Pour finir, RSF fait une suggestion intéressante : « que les autorités turkmènes désignent dans leur rang un interlocuteur de référence auquel les ONG internationales pourraient s’adresser ». Reste que Berdymouhamedov est déjà passé maître dans l’art de créer des institutions fantômes. On peut imaginer que cet interlocuteur ne ferait rien d’autre que relayer la langue de bois officielle, mais au moins les ONG internationales auraient quelqu’un à qui parler et, en rendant publiques les promesses qu’il ne manquerait pas de faire, elles révéleraient avec davantage de force l’amer décalage qui existe au Turkménistan entre le discours et les actes.
INTERVIEW
d’Andrea Strasser-Camagni, de l’équipe « Europe et Asie Centrale » du secrétariat international d’Amnesty International à Londres.
Quels problèmes rencontrez-vous lorsque vous travaillez sur le Turkménistan ? Le principal problème pour les ONG internationales de défense des droits de l’homme telles qu’Amnesty International est que nous n’avons toujours pas accès au Turkménistan. Le gouvernement turkmène continue d’ignorer nos demandes de visa et nos tentatives de communication restent en général sans réponses.

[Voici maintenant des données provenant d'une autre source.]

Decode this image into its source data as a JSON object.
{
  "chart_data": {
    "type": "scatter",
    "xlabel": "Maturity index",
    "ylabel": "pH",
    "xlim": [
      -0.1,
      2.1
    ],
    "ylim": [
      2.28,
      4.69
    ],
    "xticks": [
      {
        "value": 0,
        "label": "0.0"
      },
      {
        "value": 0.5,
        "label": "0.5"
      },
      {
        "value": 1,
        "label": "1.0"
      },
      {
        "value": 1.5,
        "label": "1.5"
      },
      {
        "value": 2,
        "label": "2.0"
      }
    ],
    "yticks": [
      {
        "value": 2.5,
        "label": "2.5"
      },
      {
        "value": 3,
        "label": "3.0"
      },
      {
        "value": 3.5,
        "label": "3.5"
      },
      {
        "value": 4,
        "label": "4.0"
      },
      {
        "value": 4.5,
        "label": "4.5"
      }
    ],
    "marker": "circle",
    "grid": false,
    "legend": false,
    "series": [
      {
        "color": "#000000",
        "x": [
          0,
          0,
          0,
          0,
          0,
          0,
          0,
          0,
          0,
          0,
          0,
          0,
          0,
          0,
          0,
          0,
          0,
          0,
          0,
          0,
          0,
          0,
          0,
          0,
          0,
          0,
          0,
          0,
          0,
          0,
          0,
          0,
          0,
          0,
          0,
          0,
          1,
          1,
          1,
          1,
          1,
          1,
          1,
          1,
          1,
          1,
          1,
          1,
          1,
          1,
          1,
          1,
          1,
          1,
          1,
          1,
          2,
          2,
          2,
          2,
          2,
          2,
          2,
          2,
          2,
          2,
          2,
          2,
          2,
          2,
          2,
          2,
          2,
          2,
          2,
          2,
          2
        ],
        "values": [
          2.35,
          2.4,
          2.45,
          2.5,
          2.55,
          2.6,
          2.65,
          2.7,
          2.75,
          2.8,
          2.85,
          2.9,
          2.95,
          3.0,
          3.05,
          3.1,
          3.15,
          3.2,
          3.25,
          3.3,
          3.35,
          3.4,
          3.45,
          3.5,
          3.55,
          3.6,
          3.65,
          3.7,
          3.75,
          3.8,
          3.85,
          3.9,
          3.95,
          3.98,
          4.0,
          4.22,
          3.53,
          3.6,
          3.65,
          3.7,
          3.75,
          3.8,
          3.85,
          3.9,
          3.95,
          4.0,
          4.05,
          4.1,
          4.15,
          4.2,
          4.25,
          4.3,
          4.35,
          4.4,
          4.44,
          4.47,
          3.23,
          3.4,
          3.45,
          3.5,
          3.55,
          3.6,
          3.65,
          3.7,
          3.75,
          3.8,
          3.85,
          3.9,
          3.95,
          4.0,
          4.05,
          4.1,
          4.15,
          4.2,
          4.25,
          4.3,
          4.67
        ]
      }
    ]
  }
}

Comment obtenez-vous vos informations et comment évaluez-vous leur fiabilité ? Nos informations proviennent de sources diverses et hétérogènes : les médias, des rapports d’ONG (internationales, locales, en exil), des organisations internationales, des rapports gouvernementaux, etc. Nos critères d’évaluation sont la pluralité et l’hétérogénéité des sources, leur contexte idéologico-politique, le fait qu’elles se confirment les unes les autres, leur précision, leur pertinence et leur impartialité. Dans tous les cas, obtenir des informations sur les violations des droits de l’homme est difficile et chronophage. L’une des difficultés concerne la sécurité des locaux : ceux qui fournissent des informations, et leurs familles, risquent d’être harcelés par les autorités. Ils doivent utiliser des technologies de l’information hautement sécurisées pour communiquer avec le monde extérieur.
Diriez-vous qu’il y a une évolution dans la relation que l’Etat turkmène entretient avec les ONG internationales depuis que Berdymouhamedov est au pouvoir ? Je ne peux parler que pour les ONG internationales de défense des droits de l’homme : non, nous ne voyons aucune amélioration. Amnesty International n’a toujours pas accès au pays, et nos demandes adressées au gouvernement restent ignorées.

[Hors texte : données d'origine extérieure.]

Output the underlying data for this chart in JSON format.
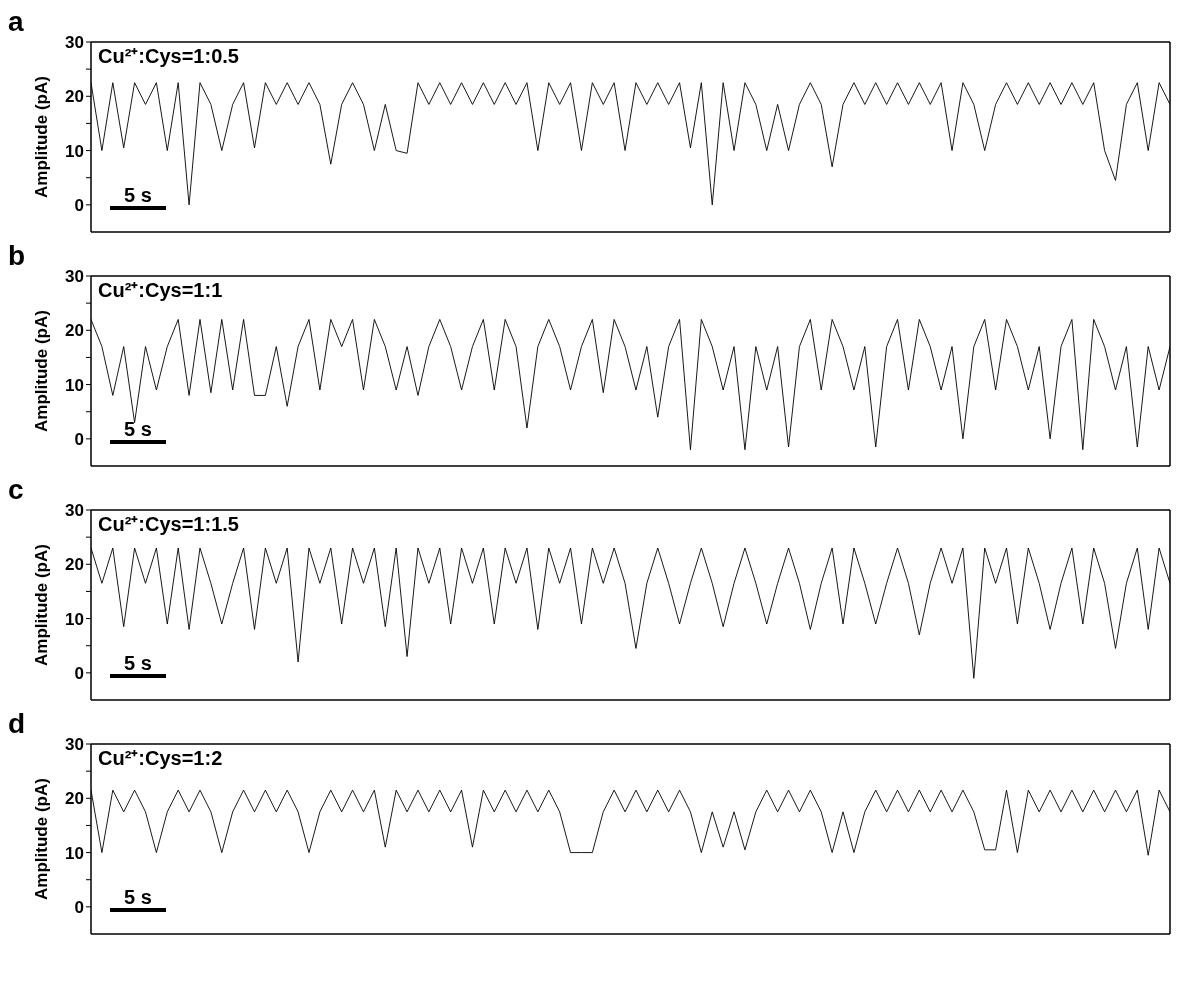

Et, plus généralement, diriez-vous qu’il y a une évolution de la situation des droits de l’homme sur place ? Le gouvernement de Berdymouhamedov a corrigé certaines des politiques de son prédécesseur. Amnesty International accueille favorablement les récentes réformes du code pénal et les premiers pas qui ont été faits pour abolir le système de parti unique dans le pays. Mais on ne sait toujours pas ce que sont devenues des douzaines de victimes de disparition forcée en 2002. Les prisonniers de conscience continuent d’être emprisonnés parce qu’ils expriment pacifiquement leurs croyances. Les libertés d’expression, d’association, de religion et de mouvement continuent d’être restreintes. Amnesty International a demandé au Président Berdymouhamedov de se montrer à la hauteur de ses promesses en mettant un terme rapide aux disparitions forcées, en relâchant les prisonniers de conscience, garantissant des procès équitables, abolissant l’usage de la torture et d’autres mauvais traitements, et en supprimant les restrictions de la liberté religieuse et de la liberté d’expression.